SYRACUSE–Many evaluators made the cross-country flight from Syracuse to California for the Area Code Games, which begins Monday in Long Beach, Calif. Here are a few notes about players who stood out in Syracuse.
- One day after turning 17, outfielder/third baseman Bryce Denton (Ravenwood HS, Brentwood, Tenn.) hit a home run to his pull side, landing just to the right of the left field foul pole. The righthanded-hitting Denton has changed his stance since Perfect Game National, adding a higher leg kick. Denton offers above-average bat speed and routinely hit screaming line drives to his pull side in batting practice, while also offering loft and strength for pull-side home run power. Denton primarily drove the ball to the outfield, using both gaps and hit a frozen rope back up the middle. His swing and miss was limited to 15 percent of his swings. The 6-foot, 191-pound Denton has a strong athletic build with a broad, muscular chest. Scouts have praised the intensity and passion he plays the game with, hustling all over the field. He ran the 60-yard dash in 6.78 seconds and had a run time of 4.34 in game action. The Vanderbilt commit saw time in the outfield corners and at third base. He made a good defensive play in right field when he got a good jump on a hard hit ball from Demi Orimoleye that looked like extra bases off the bat before Denton ranged well into the right-center field gap. He offers arm strength and the coaching staff worked with him on his throwing mechanics to enable his arm to play in games to the level his pure arm strength might indicate. Denton has age on his side as one of the younger prep players in the class and has instincts for the game.
- Lefthander Tyler Holton (Lincoln HS, Tallahassee, Fla.) was the lone Floridian on the Cubs roster and left scouts asking around to find out who the player was that hit home lofty batting practice home runs to his pull side but was not on the roster. He offered strength and bat speed to his left handed stroke, hitting what one evaluator called “moonshots.” But Holton only got one plate appearance, singling to left field. Holton had one of the more impressive strike-throwing outings of the event. Already 18, Holton demonstrated feel for pitching, mixing four pitches and pitchability. Although Holton has a wrist wrap and head whack, he demonstrates considerable feel for repeating his delivery and filling up the zone while locating to both sides of the plate. His delivery worked fairly easily with a loose arm from a high three-quarters slot and generated glove-side run to his fastball that offered some downhill plane. Holton’s fastball touched 88 early and sat in the mid-80s over extended innings. The Florida State commit threw strikes on more than 80 percent of his offerings. He showed feel for spinning a curveball with significant depth that showed at least average potential. Holton offered a 79-80 mph cutter/slider as well. He demonstrated feel for a mid-70s changeup that garnered numerous swings and misses. Holton retired every hitter he faced and struck out six with lots swinging strikes.

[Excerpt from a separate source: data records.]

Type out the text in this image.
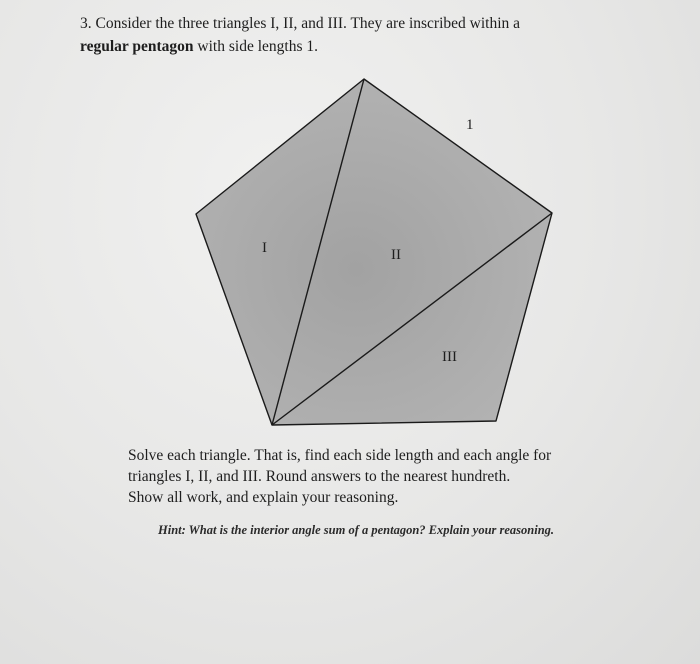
3. Consider the three triangles I, II, and III. They are inscribed within a
regular pentagon with side lengths 1.
1
I	II
III
Solve each triangle. That is, find each side length and each angle for
triangles I, II, and III. Round answers to the nearest hundreth.
Show all work, and explain your reasoning.
Hint: What is the interior angle sum of a pentagon? Explain your reasoning.
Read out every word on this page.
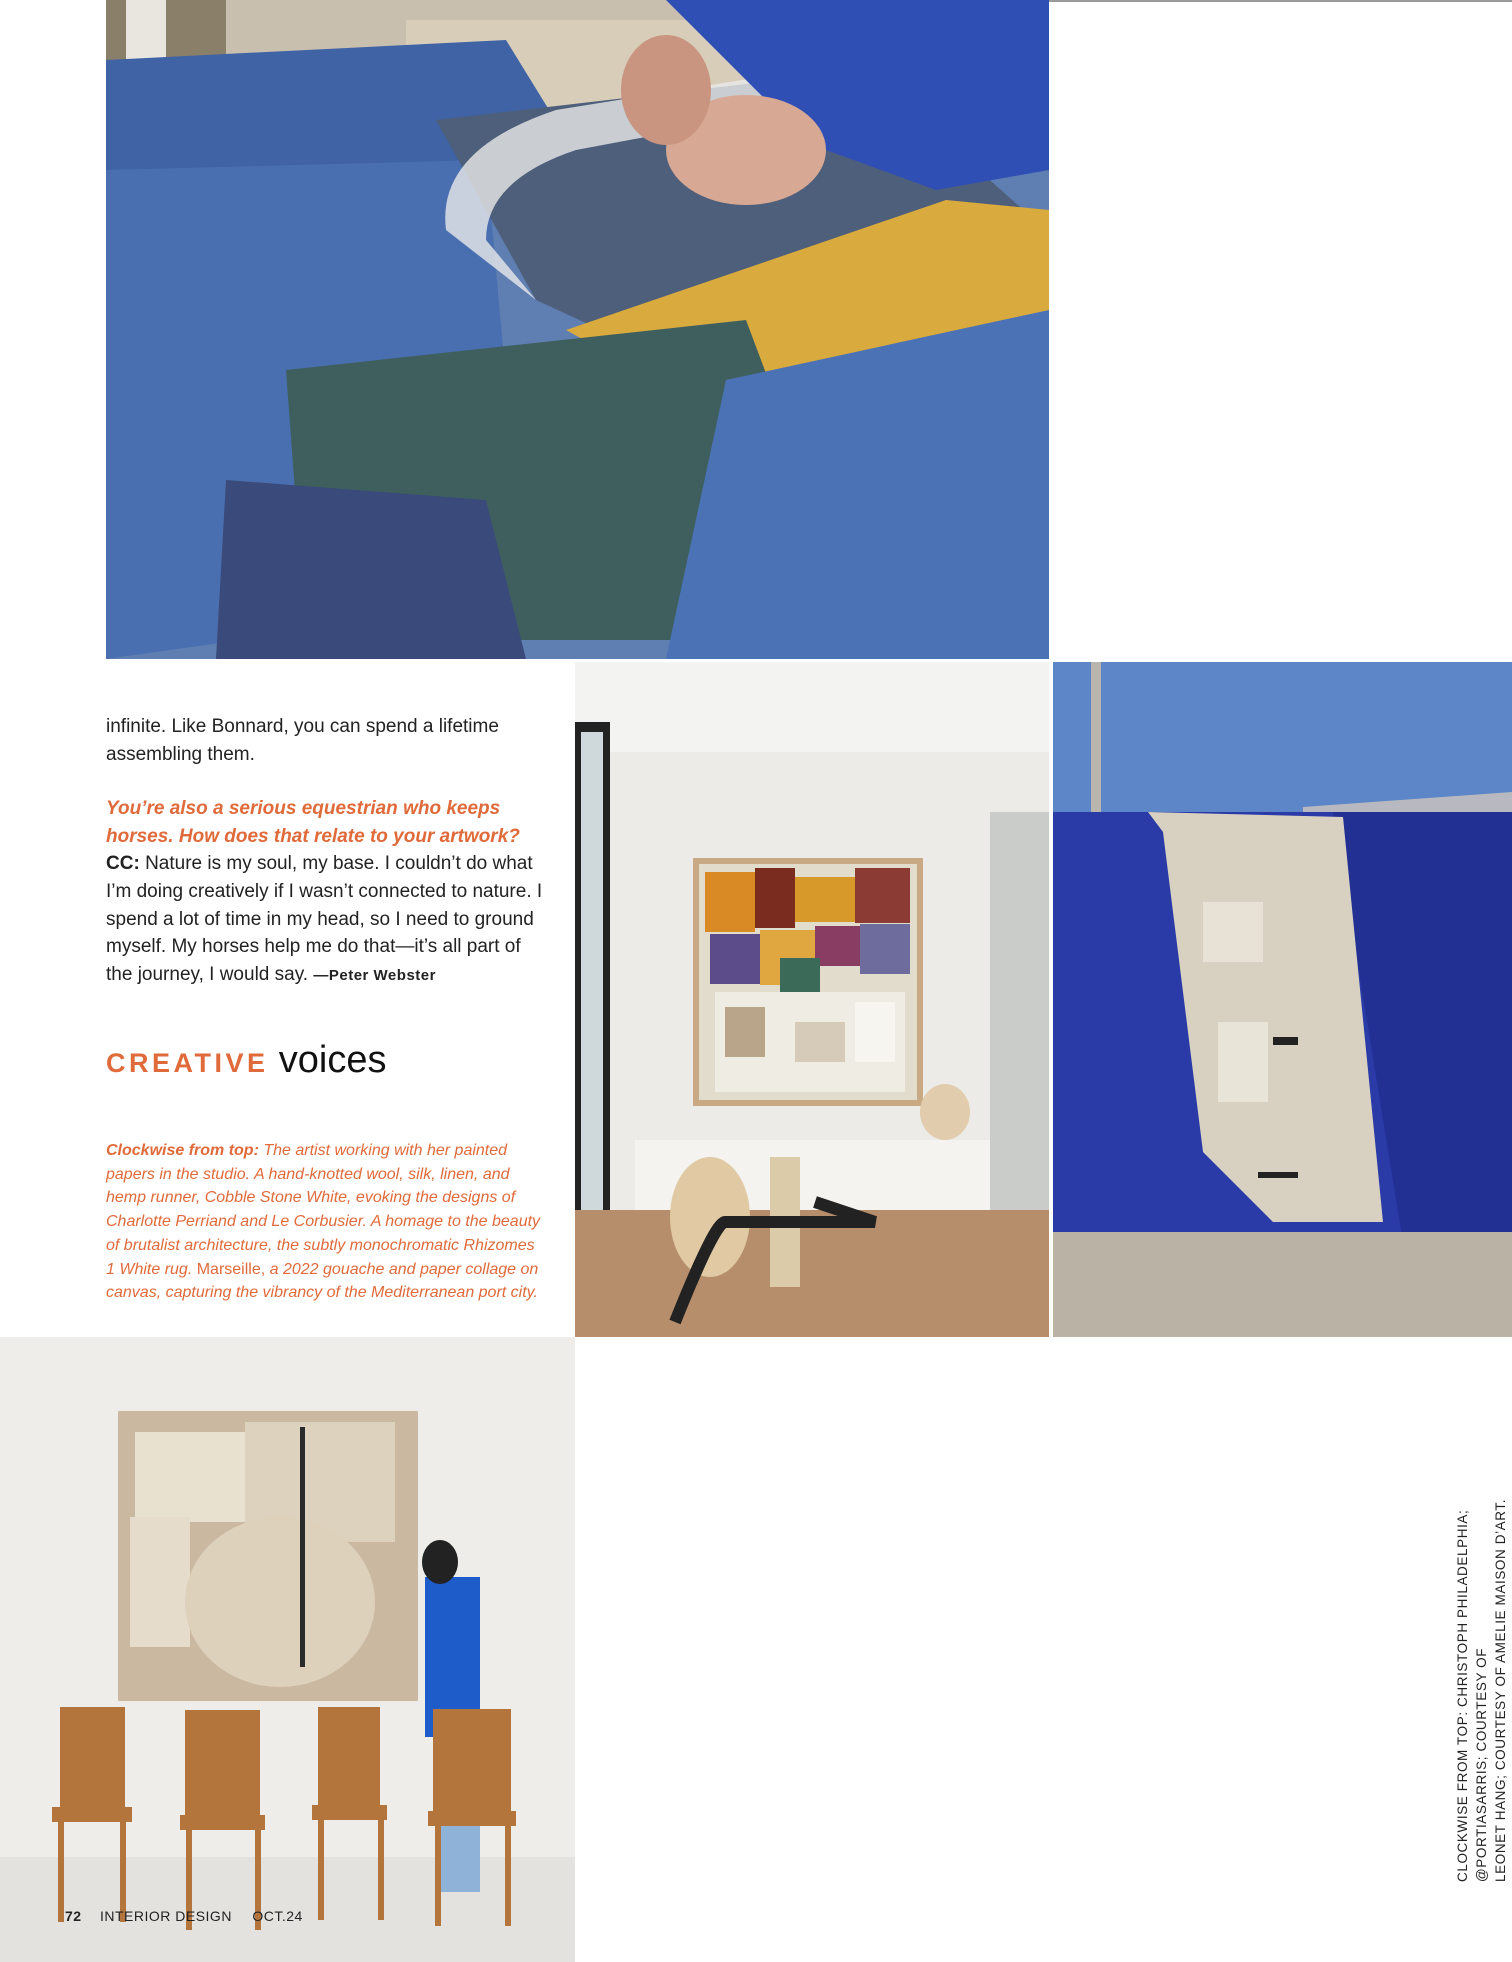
infinite. Like Bonnard, you can spend a lifetime assembling them.

You’re also a serious equestrian who keeps horses. How does that relate to your artwork?

CC: Nature is my soul, my base. I couldn’t do what I’m doing creatively if I wasn’t connected to nature. I spend a lot of time in my head, so I need to ground myself. My horses help me do that—it’s all part of the journey, I would say. —Peter Webster

CREATIVE voices
Clockwise from top: The artist working with her painted papers in the studio. A hand-knotted wool, silk, linen, and hemp runner, Cobble Stone White, evoking the designs of Charlotte Perriand and Le Corbusier. A homage to the beauty of brutalist architecture, the subtly monochromatic Rhizomes 1 White rug. Marseille, a 2022 gouache and paper collage on canvas, capturing the vibrancy of the Mediterranean port city.
72 INTERIOR DESIGN OCT.24
CLOCKWISE FROM TOP: CHRISTOPH PHILADELPHIA; @PORTIASARRIS; COURTESY OF LEONET HANG; COURTESY OF AMELIE MAISON D’ART.
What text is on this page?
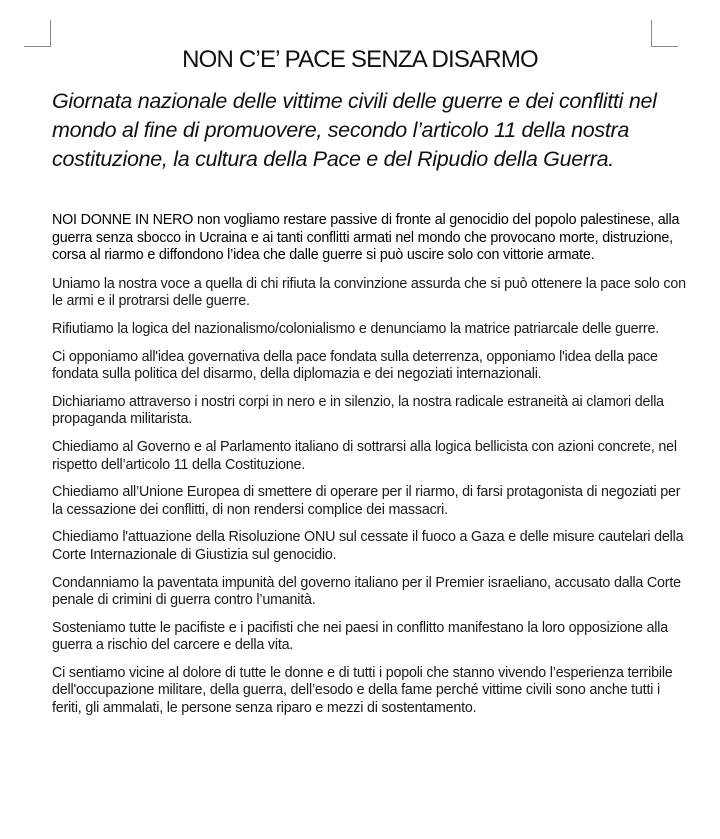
NON C’E’ PACE SENZA DISARMO
Giornata nazionale delle vittime civili delle guerre e dei conflitti nel mondo al fine di promuovere, secondo l’articolo 11 della nostra costituzione, la cultura della Pace e del Ripudio della Guerra.

NOI DONNE IN NERO non vogliamo restare passive di fronte al genocidio del popolo palestinese, alla guerra senza sbocco in Ucraina e ai tanti conflitti armati nel mondo che provocano morte, distruzione, corsa al riarmo e diffondono l’idea che dalle guerre si può uscire solo con vittorie armate.

Uniamo la nostra voce a quella di chi rifiuta la convinzione assurda che si può ottenere la pace solo con le armi e il protrarsi delle guerre.

Rifiutiamo la logica del nazionalismo/colonialismo e denunciamo la matrice patriarcale delle guerre.

Ci opponiamo all'idea governativa della pace fondata sulla deterrenza, opponiamo l'idea della pace fondata sulla politica del disarmo, della diplomazia e dei negoziati internazionali.

Dichiariamo attraverso i nostri corpi in nero e in silenzio, la nostra radicale estraneità ai clamori della propaganda militarista.

Chiediamo al Governo e al Parlamento italiano di sottrarsi alla logica bellicista con azioni concrete, nel rispetto dell’articolo 11 della Costituzione.

Chiediamo all’Unione Europea di smettere di operare per il riarmo, di farsi protagonista di negoziati per la cessazione dei conflitti, di non rendersi complice dei massacri.

Chiediamo l'attuazione della Risoluzione ONU sul cessate il fuoco a Gaza e delle misure cautelari della Corte Internazionale di Giustizia sul genocidio.

Condanniamo la paventata impunità del governo italiano per il Premier israeliano, accusato dalla Corte penale di crimini di guerra contro l’umanità.

Sosteniamo tutte le pacifiste e i pacifisti che nei paesi in conflitto manifestano la loro opposizione alla guerra a rischio del carcere e della vita.

Ci sentiamo vicine al dolore di tutte le donne e di tutti i popoli che stanno vivendo l’esperienza terribile dell'occupazione militare, della guerra, dell’esodo e della fame perché vittime civili sono anche tutti i feriti, gli ammalati, le persone senza riparo e mezzi di sostentamento.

- Outfielder Nick Plummer (Birmingham Brother Rice, Bloomfield Hills, Mich.) who made a strong impression in Syracuse with an advanced approach and power potential that enabled him to hit one of the farthest balls of the event, will compete in the Area Code Games. Evaluators are excited to get more time with Plummer, as many high-level evaluators got there first look at him this summer a few days ago. These summer looks hold extra import for the position players from the North who will not see the same caliber of pitching in the spring.
- Ohio boasts one of the better prep arms in the class in Chandler Day and also has a big-bodied lefthander in Adam Wolf (Edison HS, Milan, Ohio) who ran his fastball up to 92 and sat 88-91 in his first inning of work before his velocity fell in his next frame. The 6-foot-5, 222-pound Wolf has an extra-large frame and strong, durable build. Wolf’s delivery offers tremendous deception as he hides the ball well, offering what one evaluator termed an “invis-a-ball.” His delivery has short actions with natural funk from a three-quarters slot that gets some sink. He demonstrated feel for multiple secondary offerings, offering a changeup with significant tumble, as well as movement to his glove side. Wolf varied the shape of his breaking ball that hitters struggled to pick up and came from the same tunnel as his fastball, getting swings and misses. The intelligent Wolf is currently uncommitted.
- The early returns are that the class of prep catchers for 2015 is not as strong as the 2014 crop of catchers, which was one of the deeper positions in the draft. One of the backstops to stand out in Syracuse is a member of the 2016 class, Bradley Debo (Orange HS, Hillsborough, N.C.), though he is old for the class and just one month older than Denton. Debo offers above-average pure arm strength behind the plate, though he produced pop times that were more in the average range in game action. The lefthanded-hitter offers above-average power potential to his pull side and launched several balls well into the net beyond the right field fence. His swing has some effort but offers bat speed. The South Carolina commit has a strong, physical build at 6-foot, 199 pounds.